Exeter Riddle 25
MEGANCAVELL
Date: Thu 26 Jun 2014Matching Commentaries: Commentary for Exeter Riddle 25
Ic eom wunderlicu wiht, wifum on hyhte,
neahbuendum nyt; nængum sceþþe
burgsittendra, nymþe bonan anum.
Staþol min is steapheah, stonde ic on bedde,
5 neoþan ruh nathwær. Neþeð hwilum
ful cyrtenu ceorles dohtor,
modwlonc meowle, þæt heo on mec gripeð,
ræseð mec on reodne, reafað min heafod,
fegeð mec on fæsten. Feleþ sona
10 mines gemotes, seo þe mec nearwað,
wif wundenlocc. Wæt bið þæt eage.
I am a wondrous creature, a joy to women,
a help to neighbours; I harm none
of the city-dwellers, except for my killer.

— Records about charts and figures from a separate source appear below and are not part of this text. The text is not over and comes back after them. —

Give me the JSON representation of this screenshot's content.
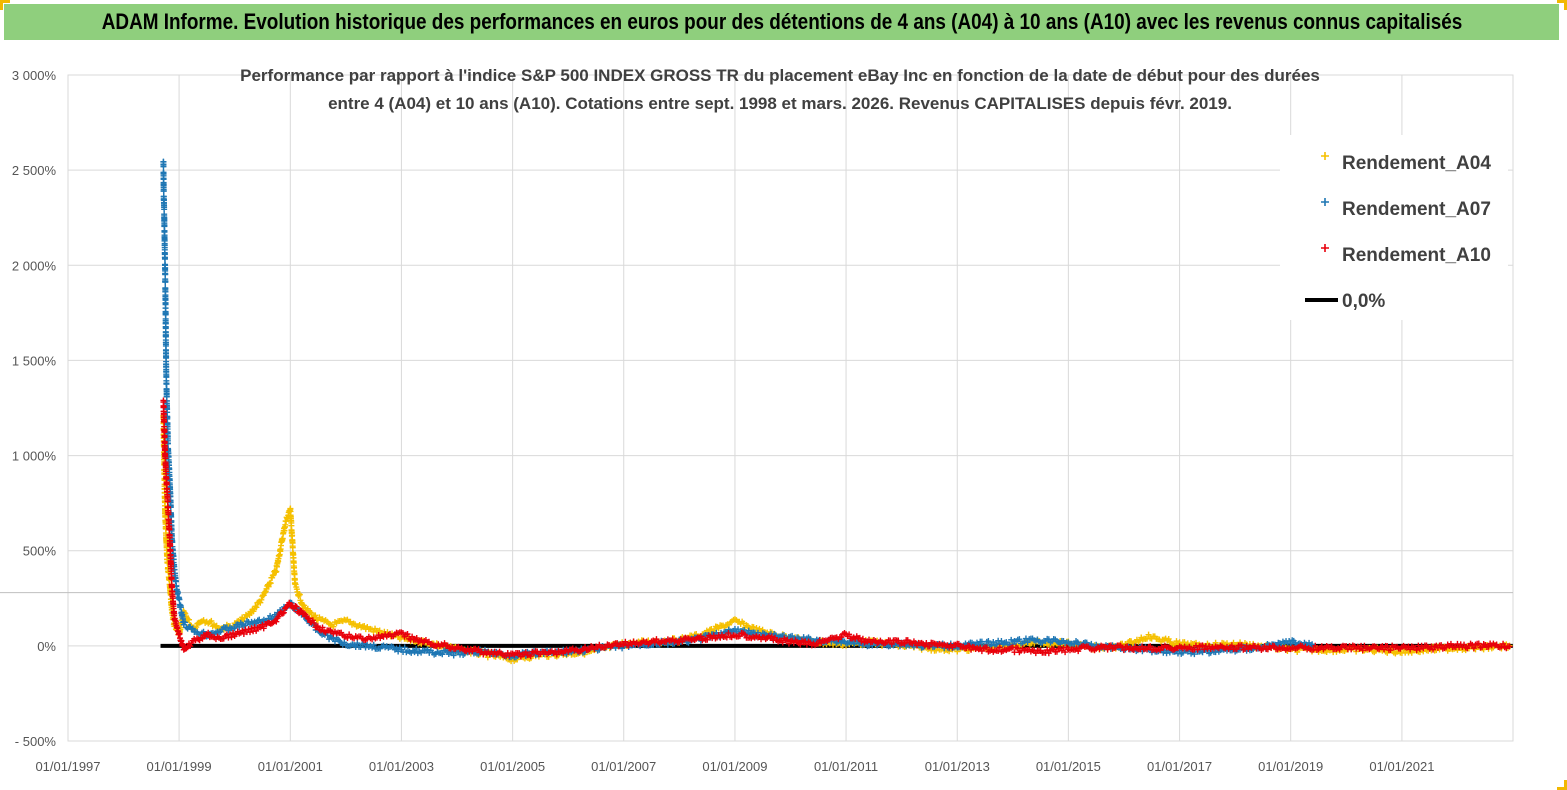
{
  "header": {
    "title": "ADAM Informe. Evolution historique des performances en euros pour des détentions de 4 ans (A04) à 10 ans (A10) avec les revenus connus capitalisés"
  },
  "colors": {
    "header_bg": "#8fcf7d",
    "A04": "#f5c000",
    "A07": "#1f77b4",
    "A10": "#e8000b",
    "zero": "#000000",
    "grid": "#d9d9d9"
  },
  "chart_data": {
    "type": "scatter",
    "title": [
      "Performance par rapport à l'indice S&P 500 INDEX GROSS TR  du placement eBay Inc en fonction de la date de début pour des durées",
      "entre 4 (A04) et 10 ans (A10). Cotations entre sept. 1998 et mars. 2026. Revenus CAPITALISES depuis févr. 2019."
    ],
    "xlabel": "",
    "ylabel": "",
    "x_ticks": [
      "01/01/1997",
      "01/01/1999",
      "01/01/2001",
      "01/01/2003",
      "01/01/2005",
      "01/01/2007",
      "01/01/2009",
      "01/01/2011",
      "01/01/2013",
      "01/01/2015",
      "01/01/2017",
      "01/01/2019",
      "01/01/2021"
    ],
    "y_ticks": [
      "3 000%",
      "2 500%",
      "2 000%",
      "1 500%",
      "1 000%",
      "500%",
      "0%",
      "- 500%"
    ],
    "xlim": [
      "1997-01-01",
      "2023-01-01"
    ],
    "ylim": [
      -500,
      3000
    ],
    "grid": true,
    "legend_position": "top-right",
    "series": [
      {
        "name": "Rendement_A04",
        "marker": "+",
        "x": [
          "1998-09-20",
          "1998-10-01",
          "1998-10-15",
          "1998-11-01",
          "1998-11-15",
          "1998-12-01",
          "1999-01-01",
          "1999-02-01",
          "1999-04-01",
          "1999-06-01",
          "1999-08-01",
          "1999-10-01",
          "2000-01-01",
          "2000-04-01",
          "2000-07-01",
          "2000-10-01",
          "2000-12-01",
          "2001-01-01",
          "2001-02-01",
          "2001-04-01",
          "2001-07-01",
          "2001-10-01",
          "2002-01-01",
          "2002-06-01",
          "2003-01-01",
          "2003-06-01",
          "2004-01-01",
          "2004-06-01",
          "2005-01-01",
          "2005-06-01",
          "2006-01-01",
          "2006-06-01",
          "2007-01-01",
          "2007-06-01",
          "2008-01-01",
          "2008-06-01",
          "2009-01-01",
          "2009-06-01",
          "2010-01-01",
          "2010-06-01",
          "2011-01-01",
          "2011-06-01",
          "2012-01-01",
          "2012-06-01",
          "2013-01-01",
          "2013-06-01",
          "2014-01-01",
          "2014-06-01",
          "2015-01-01",
          "2015-06-01",
          "2016-01-01",
          "2016-06-01",
          "2017-01-01",
          "2017-06-01",
          "2018-01-01",
          "2018-06-01",
          "2019-01-01",
          "2019-06-01",
          "2020-01-01",
          "2020-06-01",
          "2021-01-01",
          "2021-06-01",
          "2022-01-01",
          "2022-06-01",
          "2022-12-20"
        ],
        "y": [
          1210,
          700,
          450,
          320,
          180,
          100,
          60,
          180,
          90,
          140,
          120,
          90,
          110,
          160,
          250,
          400,
          650,
          720,
          320,
          200,
          140,
          110,
          130,
          90,
          40,
          20,
          -20,
          -40,
          -70,
          -50,
          -40,
          -30,
          10,
          20,
          30,
          60,
          130,
          80,
          40,
          20,
          10,
          20,
          0,
          -10,
          -20,
          -10,
          0,
          20,
          10,
          -10,
          0,
          50,
          10,
          0,
          10,
          0,
          -20,
          -20,
          -20,
          -20,
          -30,
          -20,
          -10,
          -10,
          0
        ]
      },
      {
        "name": "Rendement_A07",
        "marker": "+",
        "x": [
          "1998-09-20",
          "1998-09-22",
          "1998-09-25",
          "1998-09-28",
          "1998-10-01",
          "1998-10-04",
          "1998-10-08",
          "1998-10-12",
          "1998-10-20",
          "1998-11-01",
          "1998-11-15",
          "1998-12-01",
          "1998-12-15",
          "1999-01-01",
          "1999-02-01",
          "1999-04-01",
          "1999-07-01",
          "1999-10-01",
          "2000-01-01",
          "2000-04-01",
          "2000-07-01",
          "2000-10-01",
          "2001-01-01",
          "2001-04-01",
          "2001-07-01",
          "2001-10-01",
          "2002-01-01",
          "2002-06-01",
          "2003-01-01",
          "2003-06-01",
          "2004-01-01",
          "2004-06-01",
          "2005-01-01",
          "2005-06-01",
          "2006-01-01",
          "2006-06-01",
          "2007-01-01",
          "2007-06-01",
          "2008-01-01",
          "2008-06-01",
          "2009-01-01",
          "2009-06-01",
          "2010-01-01",
          "2010-06-01",
          "2011-01-01",
          "2011-06-01",
          "2012-01-01",
          "2012-06-01",
          "2013-01-01",
          "2013-06-01",
          "2014-01-01",
          "2014-06-01",
          "2015-01-01",
          "2015-06-01",
          "2016-01-01",
          "2016-06-01",
          "2017-01-01",
          "2017-06-01",
          "2018-01-01",
          "2018-06-01",
          "2019-01-01",
          "2019-06-01"
        ],
        "y": [
          2540,
          2370,
          2280,
          2120,
          1990,
          1790,
          1460,
          1300,
          1050,
          860,
          560,
          400,
          300,
          240,
          120,
          80,
          60,
          80,
          100,
          120,
          130,
          160,
          220,
          160,
          80,
          40,
          10,
          0,
          -20,
          -30,
          -40,
          -30,
          -50,
          -40,
          -30,
          -20,
          0,
          10,
          20,
          40,
          80,
          60,
          40,
          30,
          20,
          10,
          10,
          0,
          0,
          10,
          20,
          30,
          20,
          0,
          -10,
          -20,
          -30,
          -30,
          -20,
          -10,
          20,
          0
        ]
      },
      {
        "name": "Rendement_A10",
        "marker": "+",
        "x": [
          "1998-09-20",
          "1998-10-01",
          "1998-10-15",
          "1998-11-01",
          "1998-11-15",
          "1998-12-01",
          "1999-01-01",
          "1999-02-01",
          "1999-04-01",
          "1999-07-01",
          "1999-10-01",
          "2000-01-01",
          "2000-04-01",
          "2000-07-01",
          "2000-10-01",
          "2001-01-01",
          "2001-04-01",
          "2001-07-01",
          "2001-10-01",
          "2002-01-01",
          "2002-06-01",
          "2003-01-01",
          "2003-06-01",
          "2004-01-01",
          "2004-06-01",
          "2005-01-01",
          "2005-06-01",
          "2006-01-01",
          "2006-06-01",
          "2007-01-01",
          "2007-06-01",
          "2008-01-01",
          "2008-06-01",
          "2009-01-01",
          "2009-06-01",
          "2010-01-01",
          "2010-06-01",
          "2011-01-01",
          "2011-06-01",
          "2012-01-01",
          "2012-06-01",
          "2013-01-01",
          "2013-06-01",
          "2014-01-01",
          "2014-06-01",
          "2015-01-01",
          "2015-06-01",
          "2016-01-01",
          "2016-06-01",
          "2017-01-01",
          "2017-06-01",
          "2018-01-01",
          "2018-06-01",
          "2019-01-01",
          "2019-06-01",
          "2020-01-01",
          "2020-06-01",
          "2021-01-01",
          "2021-06-01",
          "2022-01-01",
          "2022-06-01",
          "2022-12-20"
        ],
        "y": [
          1290,
          1000,
          800,
          560,
          300,
          150,
          60,
          -20,
          20,
          60,
          40,
          60,
          80,
          100,
          140,
          220,
          160,
          100,
          70,
          50,
          40,
          60,
          20,
          -10,
          -30,
          -50,
          -40,
          -30,
          -10,
          10,
          20,
          30,
          40,
          60,
          50,
          20,
          10,
          60,
          20,
          20,
          10,
          0,
          -20,
          -20,
          -30,
          -20,
          -10,
          -10,
          -10,
          -10,
          -10,
          -10,
          -10,
          -10,
          -10,
          -10,
          -10,
          -10,
          -10,
          0,
          0,
          0
        ]
      },
      {
        "name": "0,0%",
        "type": "line",
        "x": [
          "1998-09-01",
          "2022-12-31"
        ],
        "y": [
          0,
          0
        ]
      }
    ]
  }
}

My base is steep and high, I stand in a bed,
5 shaggy somewhere beneath. Sometimes ventures
the very beautiful daughter of a churl,
a maid proud in mind, so that she grabs hold of me,
rubs me to redness, ravages my head,
forces me into a fastness. Immediately she feels
10 my meeting, the one who confines me,
the curly-locked woman. Wet will be that eye.
Notes:
This riddle appears on folios 106v-107r of The Exeter Book.

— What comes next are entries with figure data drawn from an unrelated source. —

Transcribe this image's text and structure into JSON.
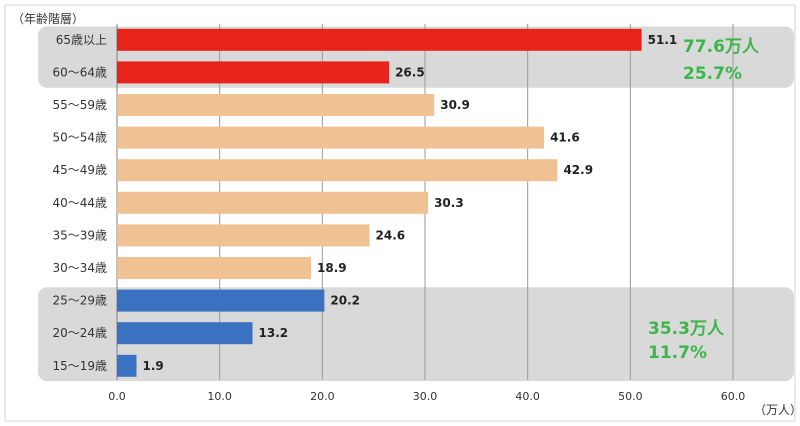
{
  "chart_data": {
    "type": "bar",
    "orientation": "horizontal",
    "y_axis_title": "（年齢階層）",
    "x_unit_label": "（万人）",
    "categories": [
      "65歳以上",
      "60～64歳",
      "55～59歳",
      "50～54歳",
      "45～49歳",
      "40～44歳",
      "35～39歳",
      "30～34歳",
      "25～29歳",
      "20～24歳",
      "15～19歳"
    ],
    "values": [
      51.1,
      26.5,
      30.9,
      41.6,
      42.9,
      30.3,
      24.6,
      18.9,
      20.2,
      13.2,
      1.9
    ],
    "value_labels": [
      "51.1",
      "26.5",
      "30.9",
      "41.6",
      "42.9",
      "30.3",
      "24.6",
      "18.9",
      "20.2",
      "13.2",
      "1.9"
    ],
    "bar_colors": [
      "#e8231a",
      "#e8231a",
      "#f0c193",
      "#f0c193",
      "#f0c193",
      "#f0c193",
      "#f0c193",
      "#f0c193",
      "#3a71c1",
      "#3a71c1",
      "#3a71c1"
    ],
    "xlim": [
      0,
      60
    ],
    "x_ticks": [
      "0.0",
      "10.0",
      "20.0",
      "30.0",
      "40.0",
      "50.0",
      "60.0"
    ],
    "grid": "vertical",
    "highlight_groups": [
      {
        "name": "senior",
        "categories": [
          "65歳以上",
          "60～64歳"
        ],
        "total": "77.6万人",
        "share": "25.7%"
      },
      {
        "name": "youth",
        "categories": [
          "25～29歳",
          "20～24歳",
          "15～19歳"
        ],
        "total": "35.3万人",
        "share": "11.7%"
      }
    ],
    "annotation_color": "#3cb54a",
    "highlight_background": "#d9d9d9"
  }
}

The above Old English text is based on this edition: Elliott van Kirk Dobbie and George Philip Krapp, eds, The Exeter Book, Anglo-Saxon Poetic Records 3 (New York: Columbia University Press, 1936), page 193.
Note that this edition numbers the text Riddle 23: Craig Williamson, ed., The Old English Riddles of the Exeter Book (Chapel Hill: University of North Carolina Press, 1977), page 82.